To make things even uglier, MicroSoft is among the most litigious companies in human history. It has sued someone over virtually every program it produces and, in the case of Windows, has filed several lawsuits a year for years. This despite the fact that Windows itself started out as a poor copy of the MacIntosh desktop and Operating System and most of MicroSoft’s creations are actually “stolen concepts” — the idea comes from someone else and is taken and “developed” into a new Microsoft program.
But what is most irritating about this latest MicroSoft campaign is that it’s predicated on a false comparison. Gmail, for all the nastiness it carries, is not only an email program but an email service. When you use gmail, you use the servers Google has set up to handle email. Microsoft Outlook is only an email program. You get it, you configure it and you use some commercial or non-commercial email service.

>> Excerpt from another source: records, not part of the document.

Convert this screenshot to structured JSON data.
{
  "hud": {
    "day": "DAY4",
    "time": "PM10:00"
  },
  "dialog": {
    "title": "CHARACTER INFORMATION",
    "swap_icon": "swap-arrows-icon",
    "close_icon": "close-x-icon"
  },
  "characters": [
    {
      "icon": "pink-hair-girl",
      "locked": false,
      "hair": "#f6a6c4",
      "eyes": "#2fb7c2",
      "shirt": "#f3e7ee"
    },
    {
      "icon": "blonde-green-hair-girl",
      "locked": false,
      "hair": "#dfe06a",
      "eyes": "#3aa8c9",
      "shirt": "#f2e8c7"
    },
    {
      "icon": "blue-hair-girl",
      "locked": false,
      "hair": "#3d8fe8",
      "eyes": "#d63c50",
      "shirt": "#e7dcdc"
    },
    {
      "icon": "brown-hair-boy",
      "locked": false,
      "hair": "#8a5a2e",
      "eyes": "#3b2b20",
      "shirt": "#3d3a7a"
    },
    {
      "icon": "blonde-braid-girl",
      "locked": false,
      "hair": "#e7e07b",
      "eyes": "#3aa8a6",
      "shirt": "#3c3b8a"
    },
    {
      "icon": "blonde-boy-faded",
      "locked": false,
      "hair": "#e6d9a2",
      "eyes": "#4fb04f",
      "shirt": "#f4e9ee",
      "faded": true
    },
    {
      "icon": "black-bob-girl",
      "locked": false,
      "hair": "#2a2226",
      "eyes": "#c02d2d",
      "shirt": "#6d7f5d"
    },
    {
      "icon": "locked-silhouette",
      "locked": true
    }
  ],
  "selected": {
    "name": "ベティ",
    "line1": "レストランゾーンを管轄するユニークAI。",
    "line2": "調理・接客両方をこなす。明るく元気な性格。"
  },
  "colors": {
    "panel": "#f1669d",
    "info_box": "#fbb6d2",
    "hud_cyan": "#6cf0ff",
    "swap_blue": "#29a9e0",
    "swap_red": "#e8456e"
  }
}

MicroSoft has told the industry publications that it is using “advocacy techniques” to market its products but that only serves to underscore the obscene culture of twisted perception that this company thrives on. You don’t advocate by telling lies, obfuscating important nuance and attacking people who are doing what you’re doing. Just the opposite, in fact.
MicroSoft, Google and other mega-companies will continue to grow and tear into each other until they fall apart. And they will fall apart because their future is based on the ebbing fortunes of a system that is falling apart. For us, the issue is how that will impact our lives and work.
We live in a world where a fierce struggle is taking place between people who believe the Internet is a source of freedom and information and those who think that information is a commodity and freedom is limited to the right to sell it. Those sellers lie and cheat and punish and inhibit and each of us who uses their products needs to decide how necessary the evil actually is.
As promised, here are some Free and Open Source alternatives to these companies’ products:
Instead of MicroSoft Office there is LibreOffice
For browsing: Firefox
And email: Thunderbird
(In linux, the browser and email program have different names — Iceweael and Icedove — but they are basically the same code).
Disclaimer: I am a founder and leader of May First/People Link, an Internet membership organization whose members pool our money to equip, run and share email services, among other Internet capabilities. Some would say that makes us a competitor of Gmail; at the very least, part of our mission is as an alternative provider. But we founded May First/People Link not to compete with these commercial services but to work in the movement that will eventually make them unnecessary and I don’t think like this because I’m in May First/People Link, I’m in MF/PL because I think like this.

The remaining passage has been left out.